OK, so I'm an ammo geek. I totally get absorbed into the minute details of handloading vs factory loading, maintained energy, bullet drop, shot patterning.... I love it. It's the best possible combination of tech geek and gun geek.
And I come by it honestly. Grandpa taught me.
And when I say Grandpa taught me, let me modify that. He gave me the Atlas Powders Shotshell Reloading recipe manual the same time I was working my way through Everybody Poops. This man is the definition of a shooter. By the time he retired from McDonnell Douglas in the early 90's, he had more shooting trophies than he could fit on every available counter in his basement. They were stacked on the floor in the bathroom (next to the Johnston 55hp outboard that he kept in the shower, and anywhere else he could put them that would keep Grandma happy.
In other words, many an hour of my formative years were spent in the basement of my Grandpa's house, working up new 12 gauge loads, and then taking them to the range to chrony and pattern them. And I wouldn't trade a single moment. Well, other than the time I got my hand caught in the 12 gauge press between the wad guide collar and the shot drop tube. Even then, I learned an important lesson about the left hand remembering what the right hand is doing. A painful lesson, but a lesson nonetheless.
So, it's fair to say that I come by love of things that go bang naturally.
In my last guns post, I got a wonderful question from reader JPG as to why there were no bolt guns or wheelguns in the the pics I posted. That's an excellent question, and one that has a good answer.
I was out of ammo for them that weekend, so they stayed in the safe. Mr. Toad had been deficient in keeping his loading up to spec, and was therefore (gasp!) out of the plinking rounds that tend to go with bachelor parties.
Personally, I only have two wheelguns, though I am lusting after a nice 8 shot .17HMR revolver. The funds situation being what it is, I'll likely be waiting for a while on that one.
Wheelie number one is a beautiful Smith and Wesson model 60 in a satin nickle finish that my Dad gave me a few years ago. Chambered in the oh-so-potent .357 mag, and with a 4” barrel, she shoots like a dream, but is a little too big and heavy for everyday carry.

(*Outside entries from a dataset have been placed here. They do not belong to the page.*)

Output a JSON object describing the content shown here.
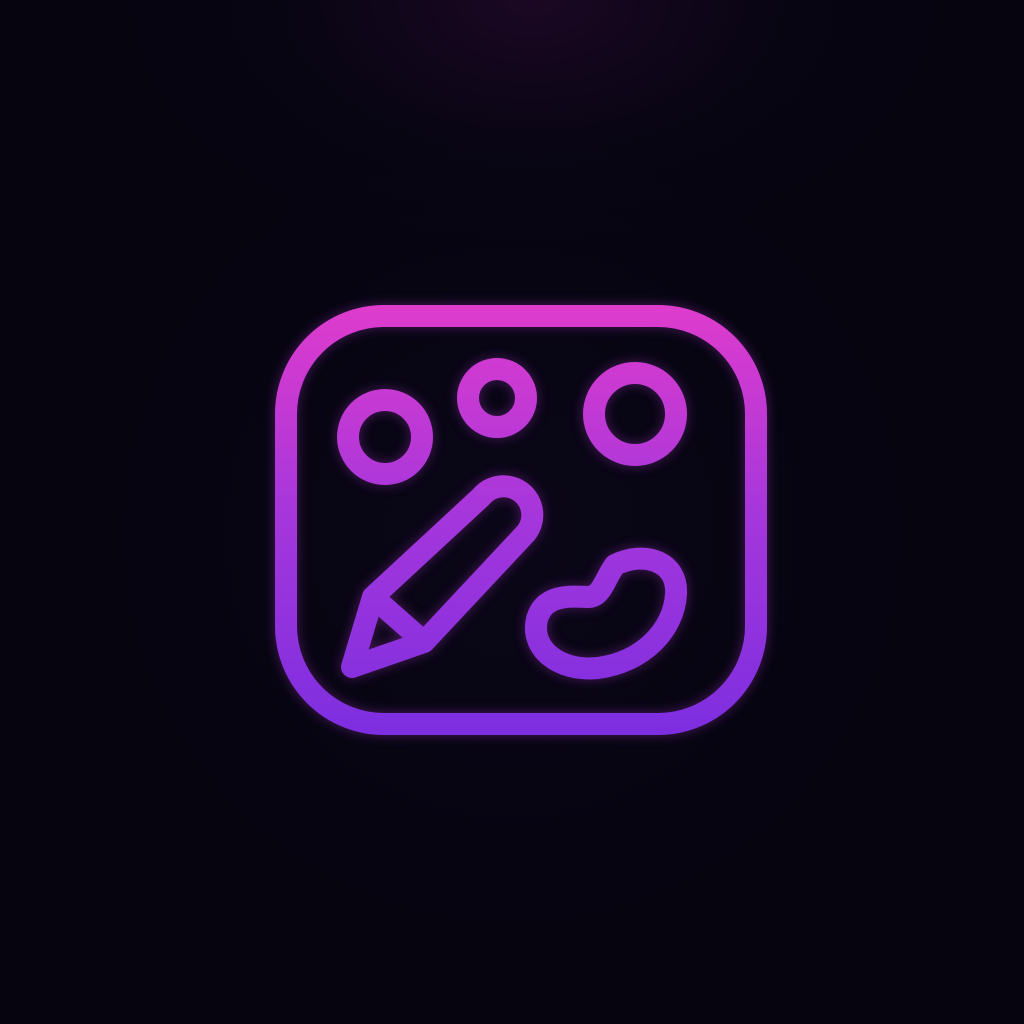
{
  "icon": {
    "name": "art-palette-icon",
    "elements": [
      "rounded-frame",
      "paint-dot-left",
      "paint-dot-middle",
      "paint-dot-right",
      "pencil",
      "paint-blob"
    ]
  },
  "colors": {
    "background": "#05040f",
    "accent_top": "#e03ccc",
    "accent_bottom": "#7c2ee0"
  }
}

Number two is an ancient Smith and Wesson model 10 police special with a special provenance. I inherited it from my dad's dad when he died, and he had received it from a buddy of his in the late 1930's. The story goes that this particular pistol was stolen from one of St. Louis's first FBI officers in the 20's, and then used in a triple homicide in St. Louis city. The city police recovered the pistol, and after using it as evidence to send the killer to hang by the neck, it was passed to the chief of police the newly formed village of Bel-Nor in north St. Louis county. This gentleman, who was good buddies with my granddad, then passed this revolver on to him, so that he could help protect the neighboring community (and our home village) of Bellerive Acres.
And from him, it came to me. Kind of a cool story, and good proof that the gun will go bang when you need it to. She's a safe queen, but I love her nonetheless.
And then there are the bolt action rifles. I personally have 3, and they're all straight shooters. That being said, as two of the three wear glass that is significantly more expensive than the rifle itself, I generally don't bring them out for plinking. They're serious guns, for serious purposes. A Remington 700 in .270 is the bambi slayer, and a Remington 700 police edition in .300 win mag for anything bigger.
And then there's the war horse from Grandpa Charlie. A stunning Springfield 1903 in .30-06, fully restored. Grandpa, in 2001, agreed to help his local VFW post as a volunteer gunsmith. The post has a HUGE collection of 1903's for parade and funeral use, and they were falling into disrepair. Several weren't functioning, and none of them were pretty. So, 5 rifles at a time, Grandpa took these old warhorses, and restored them to a state of beauty that hadn't been seen since they left the factory in the waning days of the 1920's.
As thanks for his services, the post offered him 5 of the rifles to sell to pay for his time. Grandpa, wonderful man that he is, refused, and asked that the post transfer one rifle to him, and one each to my dad, my brother, and myself. And I got a beauty.
Sleek of stock, with perfect bluing, and almost no wear in the chamber or on the bolt, this rifle shoots as true as the day she left the armory at Springfield, Mass. And with her massive weight, she's the perfect transition step from a .22 rifle to a modern bolt action. She doesn't kick, just pushes on your shoulder to let you know she's still there.
If she wasn't so pretty, she'd be my deer rifle. But, I have a fugly 700 with a synthetic stock, and she doesn't care what the temperature or humidity is, and if I mar that fugly stock with a barbed wire fence, I don't care. If I were to do that to my 1903, I just might cry.
Now, I'm not one of those pantywaists that refuses to take a pretty gun out of the safe. The 1903 makes many a happy trip to the range. I just think that she's served her time in the field, and it's time to live a life of sweet semi-retirement. She's a piece that I look forward to giving my son or daughter someday.